На ту пору занемог мой учитель и наставник в университетской жизни Николай Григорьевич и не показывался на семинаре. Купив яблок, я поехал в сторону Пироговки и долго искал нужный корпус среди массивных больничных строений. Николай Григорьевич лежал в отдельной палате и, кряхтя, поднялся, чтобы сходить по надобности. Подают ли здесь утку, я спрашивать не стал. «Послушайте, что я вам скажу, – начал он свою речь. – Если со мной что случится, не бросайте науку, не уходите с кафедры. Я говорил заведующему о вас, что вы у меня намечены в аспирантуру. Думаю, он поможет. Мы в филологии одна семья, не будет семьи – не будет науки. Науку не предавайте. Больше читайте Поливанова и Бодуэна, можно почитать „Философию имени“ отца Сергия Булгакова, но не читайте вы Солженицына, не подставляйтесь»…

– Николай Григорьевич! Да я…

– Знаю, читаете! Я вас защитил тогда, когда мне сказали, что вы в чёрных списках, велел, кому надо, чтобы вычеркнули. Не надо вам больше этого. Штрафбаты, – он пишет. – Какие штрафбаты! Мы первые шли, нас и косили! Не читайте! – про штрафбаты он говорил слово в слово, как мой отец, такой же израненный фронтовик.

– Николай Григорьевич! Кто вам наговорил? Ничего я не знаю про эти штрафбаты. Вы не волнуйтесь по-пустому. Выглядите хорошо, подлечитесь и ещё сто лет проживёте.

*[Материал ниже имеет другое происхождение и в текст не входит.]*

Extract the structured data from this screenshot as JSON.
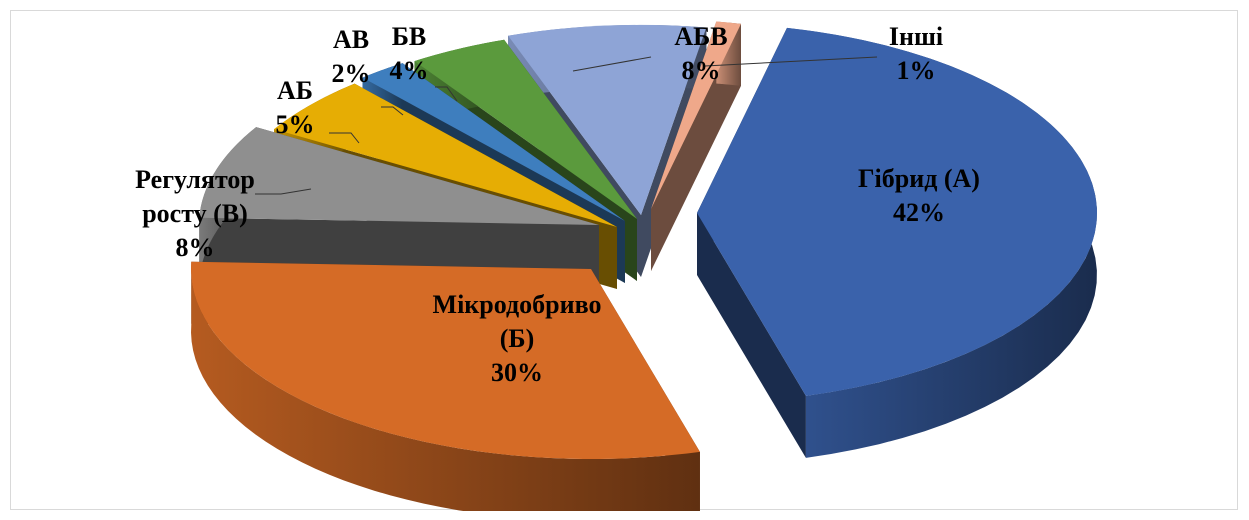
{
  "chart_data": {
    "type": "pie",
    "style": "3d-exploded",
    "legend": "none",
    "slices": [
      {
        "name": "Гібрид (А)",
        "label_lines": [
          "Гібрид (А)"
        ],
        "pct_text": "42%",
        "value": 42,
        "color": "#3a62ab"
      },
      {
        "name": "Мікродобриво (Б)",
        "label_lines": [
          "Мікродобриво",
          "(Б)"
        ],
        "pct_text": "30%",
        "value": 30,
        "color": "#d56b26"
      },
      {
        "name": "Регулятор росту (В)",
        "label_lines": [
          "Регулятор",
          "росту (В)"
        ],
        "pct_text": "8%",
        "value": 8,
        "color": "#8f8f8f"
      },
      {
        "name": "АБ",
        "label_lines": [
          "АБ"
        ],
        "pct_text": "5%",
        "value": 5,
        "color": "#e6ad04"
      },
      {
        "name": "АВ",
        "label_lines": [
          "АВ"
        ],
        "pct_text": "2%",
        "value": 2,
        "color": "#3e7ebe"
      },
      {
        "name": "БВ",
        "label_lines": [
          "БВ"
        ],
        "pct_text": "4%",
        "value": 4,
        "color": "#5b9a3d"
      },
      {
        "name": "АБВ",
        "label_lines": [
          "АБВ"
        ],
        "pct_text": "8%",
        "value": 8,
        "color": "#8ea4d6"
      },
      {
        "name": "Інші",
        "label_lines": [
          "Інші"
        ],
        "pct_text": "1%",
        "value": 1,
        "color": "#efa88a"
      }
    ]
  }
}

У него было волевое открытое лицо, и он, когда произносил что-либо существенное, начинал двигать нижней челюстью для впечатления. Он меня действительно защитил на втором курсе, проведав о моём присутствии в таинственных чёрных списках, куда вносили неблагонадёжных студентов. Грабчук подтверждал существование списков, и одно время мы стали осторожнее с антисоветской литературой, но ненадолго. Кто же мог ему сказать? Ничего такого особенного из Солженицына, кроме «В круге первом», я ещё не читал – «ГУЛАГ» пришёл потом…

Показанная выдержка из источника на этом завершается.